One of the figures, halfway up the path to the house, spun at the noise of the van. In a motion that rattled Shepard's stomach, the human rapidly transformed into something out of Dante's nightmares, as green scales and new limbs sprouted across its body. The monster paused in momentary indecision, a second pair of eyes opening at the top of its head, before turning to evade. Shepard grinned as he realized his first target, and crouched to prepare.
Safety interlocks triggered as his knees bent, and the operative waited until the last possible second to attack. As the van's bumper neared the SUV, Shepard jumped upwards; the safety locks released his mag-boots and let him arc almost gracefully above the car accident below. Tucked in a fetal position, Shepard unstoppably cannonballed forward, bellowing his old unit's war cry with a grin:
"Faugh a ballaugh!"
The SUV was shredded by the impact; with its center of weight above the van's, it was flipped on its side with a tremendous crash of glass. As the huge vehicle slowly rolled on its back, the van crashed onto its back wheels with the hiss of escaping air. The van's front windshield had been completely destroyed by the impact, but Shepard could dimly see the billowing white fabric of old-school airbags obscuring the passengers.
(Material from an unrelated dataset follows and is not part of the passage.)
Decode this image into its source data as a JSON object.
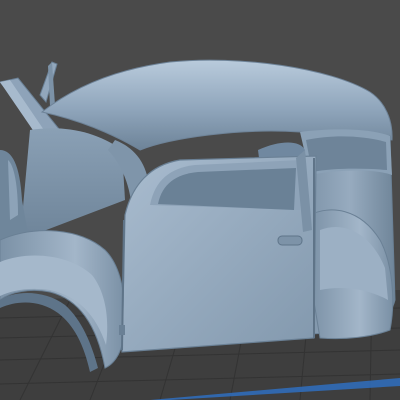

Swinging his head to clear the headache, the N operative slowly stumbled to his feet to find himself presented with a slight problem.
Despite being hit with two hundred kilos of armor and augmented human, the monster was still alive. Bones creaked back into place and flesh re-knit itself with a wet gurgle, as the creature fought to stand. Shepard dispassionately braced his weapon and fired, the Carnage shell undoing the creature's prior work and causing it to hiss in pain. With his shotgun hissing as well as its cooling vanes radiated white-hot thermal buildup, the Marine lowered his weapon as another monster growled at him.
"You shouldn't have used up your weapon that so soon, little human," the bear-like monster said with a manic grin, drool flying from its mouth in a constant stream.
Shepard smirked, the gesture invisible under his helmet, before spreading his arms wide. "Who said I needed it?"
The creature had just started to dodge away as Shepard brought his hands together, beginning the mnemonic action. Eezo nodes sent the Marine flying forward in yet another Charge, the impact knocking the bear-like monster off its feet. With his weapon finally ready, Shepard fired at the retreating monster, which howled in pain as the pellets shot through it. The two monsters, each limping from the impacts they'd suffered, ran from the black-armored Marine as Murphy and Tilly scrambled from the burning wreck.
Shepard grinned and flicked his shotgun to the "C" selector again, before-BZZZZT!
The impact threw him several feet, the Marine landing heavily on his left side. The electricity coursing through his body was doing the same to his suit, and the N operative found himself spasming uncontrollably.
"Now, now, Saluriel," purred a voice from inside Rudolph's house. Another monster, its second pair of eyes shining brightly, sauntered from the house. "Ladies first."